Gillespie is joined on the grant by Kenneth Kendler, M.D., professor of psychiatry and director of the VIPBG at the VCU School of Medicine.
Researchers will combine the registry information with questionnaires and interviews that have been collected since 1998 on approximately 2,000 twins. The study also will involve a new fourth wave of data that will be collected from the twins starting early next year.
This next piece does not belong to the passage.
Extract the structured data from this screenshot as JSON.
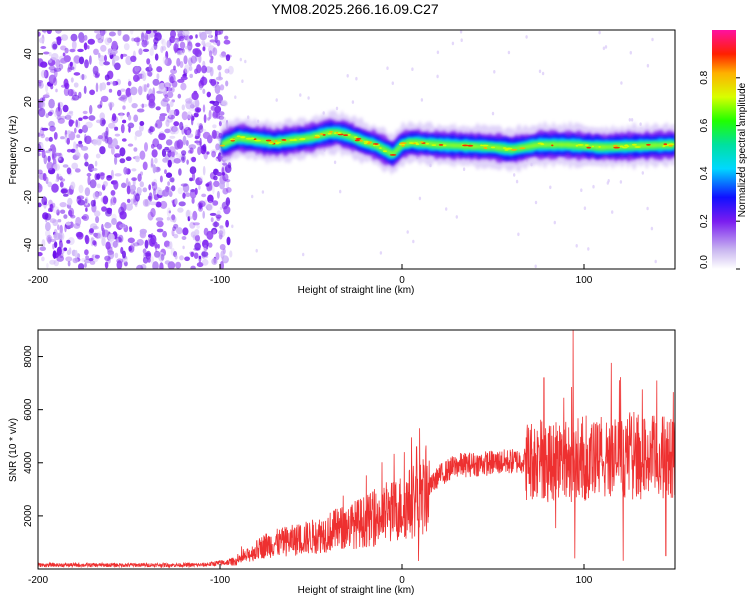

“With the new fourth wave of data, you can really start modeling lifetime trajectories that individuals take,” Gillespie said of the twin studies that started when participants were young adults. “The results will significantly improve our understanding of how substance use disorders develop and progress over time.”
The major Norwegian collaborator on this project is Professor Ted Reichborn-Kjennerud, M.D. Ph.D., from the Institute of Psychiatry at the University of Oslo and department director of the Norwegian Institute of Public Health (NIPH).
This project will extend an already successful collaboration between the two groups in the fields of genetic epidemiology in general, and substance use disorders in particular. Importantly, it will fill both theoretical and substantive gaps by clarifying the pathways to and from substance use and substance use disorders, which in turn will provide a framework for future prevention and intervention programs.
The study titled “Pathways from Normal and Disordered Personality to Substance Use Disorder” is supported by the National Institutes of Health grant 1R01DA037558-01A1.